Elle propose que les principaux donateurs s'entendent pour annoncer la fermeture graduelle des robinets de l'aide sur une période de cinq à dix ans. Les pays concernés réorienteraient leurs économies vers des sources de financement privés aux effets secondaires moins nuisibles. Moyo préconise le recours au marché obligataire, l'essor du microcrédit, le renforcement du droit de propriété et des mesures drastiques pour favoriser le commerce. Elle considère le Botswana, qui a prospéré après avoir rejeté la culture de l'assistance, comme un modèle à suivre. Au risque de choquer, elle vante aussi les mérites de l'offensive chinoise en Afrique. Elle critique, au passage, le Belge Philippe Maystadt, président de la Banque européenne d'investissement (BEI), pour ses attaques contre les banques chinoises, accusées de s'être emparées de certains projets en offrant de supprimer ou d'édulcorer les conditions imposées par la BEI en matière de traitement des travailleurs et de protection de l'environnement. Encore plus iconoclaste est son éloge du despotisme éclairé : elle rappelle les succès économiques de Singapour et d'autres pays asiatiques peu démocratiques et cite abondamment le président rwandais Paul Kagame, prompt à dénoncer les « erreurs des donateurs » qui « veulent choisir eux-mêmes où ils mettent leur argent » et « se trompent dans le choix de leurs partenaires ».

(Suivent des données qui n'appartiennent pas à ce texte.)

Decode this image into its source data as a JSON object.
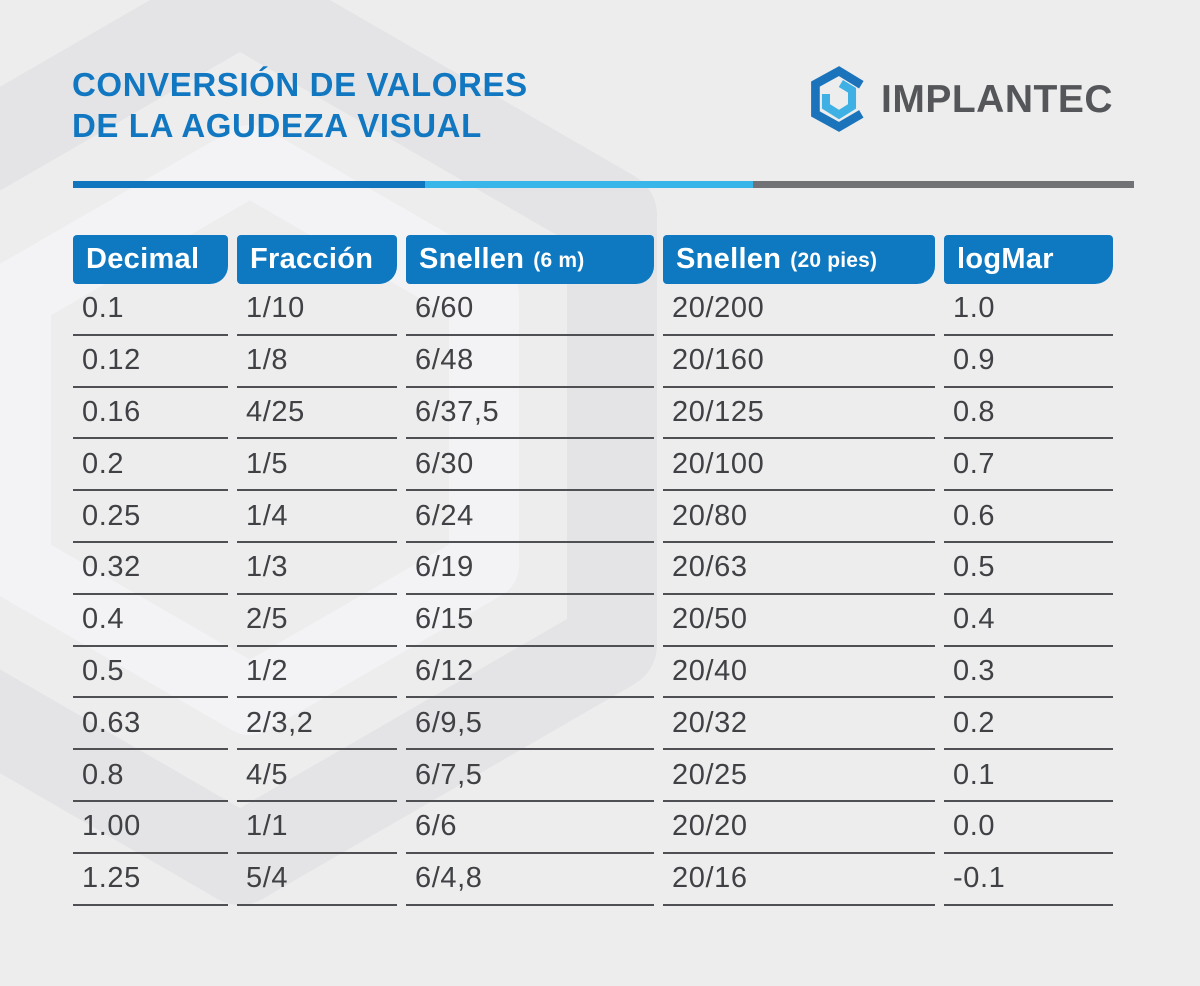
{
  "header": {
    "title_line1": "CONVERSIÓN DE VALORES",
    "title_line2": "DE LA AGUDEZA VISUAL",
    "brand": {
      "name_regular": "IMPLAN",
      "name_bold": "TEC",
      "icon": "implantec-hexagon-logo"
    }
  },
  "colors": {
    "background": "#ededee",
    "title_blue": "#1277c1",
    "header_blue": "#0e78c0",
    "divider_dark_blue": "#1276bf",
    "divider_light_blue": "#38b6ea",
    "divider_gray": "#717275",
    "text_dark": "#3f4144",
    "underline_gray": "#4e5053",
    "brand_text_gray": "#55565a",
    "logo_dark_blue": "#1b74bb",
    "logo_light_blue": "#3fb0e4",
    "watermark_dark": "#e4e4e6",
    "watermark_light": "#f3f3f5"
  },
  "table": {
    "columns": [
      {
        "label": "Decimal",
        "sub": ""
      },
      {
        "label": "Fracción",
        "sub": ""
      },
      {
        "label": "Snellen",
        "sub": "(6 m)"
      },
      {
        "label": "Snellen",
        "sub": "(20 pies)"
      },
      {
        "label": "logMar",
        "sub": ""
      }
    ],
    "rows": [
      [
        "0.1",
        "1/10",
        "6/60",
        "20/200",
        "1.0"
      ],
      [
        "0.12",
        "1/8",
        "6/48",
        "20/160",
        "0.9"
      ],
      [
        "0.16",
        "4/25",
        "6/37,5",
        "20/125",
        "0.8"
      ],
      [
        "0.2",
        "1/5",
        "6/30",
        "20/100",
        "0.7"
      ],
      [
        "0.25",
        "1/4",
        "6/24",
        "20/80",
        "0.6"
      ],
      [
        "0.32",
        "1/3",
        "6/19",
        "20/63",
        "0.5"
      ],
      [
        "0.4",
        "2/5",
        "6/15",
        "20/50",
        "0.4"
      ],
      [
        "0.5",
        "1/2",
        "6/12",
        "20/40",
        "0.3"
      ],
      [
        "0.63",
        "2/3,2",
        "6/9,5",
        "20/32",
        "0.2"
      ],
      [
        "0.8",
        "4/5",
        "6/7,5",
        "20/25",
        "0.1"
      ],
      [
        "1.00",
        "1/1",
        "6/6",
        "20/20",
        "0.0"
      ],
      [
        "1.25",
        "5/4",
        "6/4,8",
        "20/16",
        "-0.1"
      ]
    ]
  }
}
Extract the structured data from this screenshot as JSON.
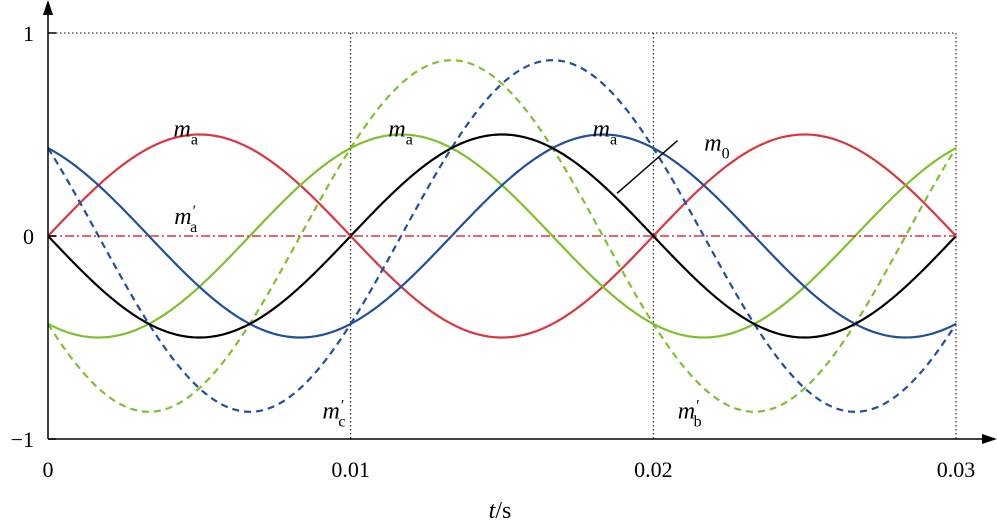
{
  "chart_data": {
    "type": "line",
    "xlabel_var": "t",
    "xlabel_unit": "/s",
    "xlim": [
      0,
      0.03
    ],
    "ylim": [
      -1,
      1
    ],
    "x_ticks": [
      {
        "value": 0,
        "label": "0"
      },
      {
        "value": 0.01,
        "label": "0.01"
      },
      {
        "value": 0.02,
        "label": "0.02"
      },
      {
        "value": 0.03,
        "label": "0.03"
      }
    ],
    "y_ticks": [
      {
        "value": 1,
        "label": "1"
      },
      {
        "value": 0,
        "label": "0"
      },
      {
        "value": -1,
        "label": "−1"
      }
    ],
    "gridlines_x": [
      0.01,
      0.02,
      0.03
    ],
    "gridlines_y": [
      1
    ],
    "frequency_hz": 50,
    "series": [
      {
        "name": "red solid",
        "color": "#d9363e",
        "style": "solid",
        "amplitude": 0.5,
        "phase_deg": 0
      },
      {
        "name": "green solid",
        "color": "#7dc12c",
        "style": "solid",
        "amplitude": 0.5,
        "phase_deg": -120
      },
      {
        "name": "blue solid",
        "color": "#1f4f9e",
        "style": "solid",
        "amplitude": 0.5,
        "phase_deg": 120
      },
      {
        "name": "green dashed",
        "color": "#7dc12c",
        "style": "dashed",
        "amplitude": 0.866,
        "phase_deg": -150
      },
      {
        "name": "blue dashed",
        "color": "#1f4f9e",
        "style": "dashed",
        "amplitude": 0.866,
        "phase_deg": 150
      },
      {
        "name": "m0 black",
        "color": "#000000",
        "style": "solid",
        "amplitude": 0.5,
        "phase_deg": 180
      },
      {
        "name": "m'a",
        "color": "#d9363e",
        "style": "dashdot",
        "amplitude": 0,
        "phase_deg": 0
      }
    ],
    "annotations": [
      {
        "base": "m",
        "sub": "a",
        "prime": false,
        "t": 0.00455,
        "y": 0.49
      },
      {
        "base": "m",
        "sub": "a",
        "prime": false,
        "t": 0.01165,
        "y": 0.49
      },
      {
        "base": "m",
        "sub": "a",
        "prime": false,
        "t": 0.0184,
        "y": 0.49
      },
      {
        "base": "m",
        "sub": "0",
        "prime": false,
        "t": 0.0221,
        "y": 0.42
      },
      {
        "base": "m",
        "sub": "a",
        "prime": true,
        "t": 0.00455,
        "y": 0.06
      },
      {
        "base": "m",
        "sub": "c",
        "prime": true,
        "t": 0.00945,
        "y": -0.9
      },
      {
        "base": "m",
        "sub": "b",
        "prime": true,
        "t": 0.0212,
        "y": -0.9
      }
    ],
    "m0_leader": {
      "from": [
        0.0208,
        0.47
      ],
      "to": [
        0.0188,
        0.21
      ]
    }
  }
}
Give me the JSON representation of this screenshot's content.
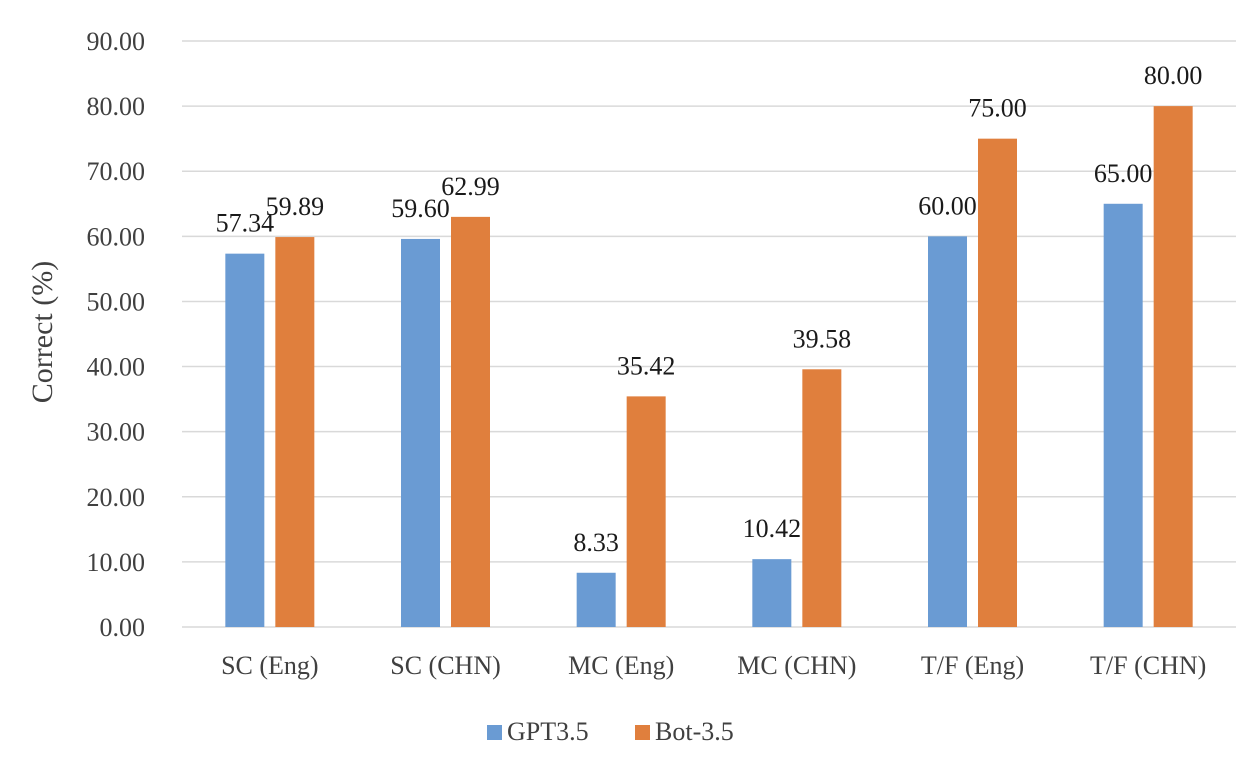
{
  "chart_data": {
    "type": "bar",
    "ylabel": "Correct (%)",
    "xlabel": "",
    "ylim": [
      0,
      90
    ],
    "ytick_step": 10,
    "ytick_decimals": 2,
    "grid": true,
    "legend_position": "bottom",
    "categories": [
      "SC (Eng)",
      "SC (CHN)",
      "MC (Eng)",
      "MC (CHN)",
      "T/F (Eng)",
      "T/F (CHN)"
    ],
    "series": [
      {
        "name": "GPT3.5",
        "color": "#6a9bd3",
        "values": [
          57.34,
          59.6,
          8.33,
          10.42,
          60.0,
          65.0
        ],
        "labels": [
          "57.34",
          "59.60",
          "8.33",
          "10.42",
          "60.00",
          "65.00"
        ]
      },
      {
        "name": "Bot-3.5",
        "color": "#e07f3d",
        "values": [
          59.89,
          62.99,
          35.42,
          39.58,
          75.0,
          80.0
        ],
        "labels": [
          "59.89",
          "62.99",
          "35.42",
          "39.58",
          "75.00",
          "80.00"
        ]
      }
    ]
  }
}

« L'aide ne marche pas bien, en Afrique subsaharienne spécifiquement, admet Eric Driesen, président de l'ONG belge Aquadev. Les effets de dépendance engendrés par l'assistance telle qu'elle se pratique devaient être soulignés. Il y a un intérêt à ce que cette vérité soit dite par une ressortissante du continent. Son livre fait débat en Afrique anglophone, où cela bouge au niveau des idées. Mais l'analyse économique de Dambisa Moyo ne me convainc pas. Il manque aussi, selon moi, une explication, fondamentale, sur les déficiences des élites. » « Nous avons habitué des chefs d'Etat voyous à ne pas être comptables de l'aide octroyée, reconnaît Louis Michel. Nous leur donnions de l'argent d'une main et faisions, de l'autre, notre mea culpa pour le passé colonial. Cinquante ans après les indépendances, certains dirigeants africains n'ont toujours qu'un mot à la bouche : c'est la faute aux autres ! » L'eurodéputé belge estime que l'aide internationale devrait se focaliser sur l'administration, la justice, l'enseignement : « Tant que ces pays ne sont pas des Etats, ils ne se développeront pas. » Selon l'ONG ActionAid, 47 % du total de l'aide est totalement inefficace pour renforcer les capacités d'un pays et réduire la pauvreté. « L'analyse de Dambisa Moyo sur l'échec de l'aide néglige un élément clé, lance Arnaud Zacharie (2), secrétaire général du Centre national de coopération au développement : les relations Nord-Sud ont été, dès l'origine, déterminées par l'axe Est-Ouest du nouveau monde bipolaire. Le développement a donc été conçu pour répondre aux objectifs de la guerre froide. Depuis 1999, les programmes d'ajustement structurels sont remplacés par des plans de réduction de la pauvreté. Mais aujourd'hui, le concept de développement lui-même est en crise. » Zacharie poursuit : « Les inégalités sociales et les limites écologiques de notre temps impliquent de remettre en cause les modes de production, de consommation et de répartition des richesses. Cela rend obsolète la théorie du développement fondé sur la croissance économique et la libéralisation des marchés. » Une certitude : l'impact des crises globales - financière, économique, sociale, alimentaire, climatique - dans les pays pauvres provoque une dégradation des indicateurs de développement. Dix ans après leur adoption, les Objectifs du millénaire pour le développement (OMD), sont hors d'atteinte pour nombre de pays du Sud (3).OLIVIER ROGEAU
(1) L'Aide fatale. Les ravages d'une aide inutile et de nouvelles solutions pour l'Afrique , par Dambisa Moyo (JC Lattès).
(2) Arnaud Zacharie a dirigé l'ouvrage collectif Refonder les politiques de développement , sorti ces jours-ci aux éd. Le Bord de l'eau.
(3) Les Assises belges de la coopération (4 mai 2010) auront précisément pour objectif la recherche de pistes en vue d'accélérer la mise en oeuvre des OMD.Dans « Le Vif L’Express, 29 mars 2010.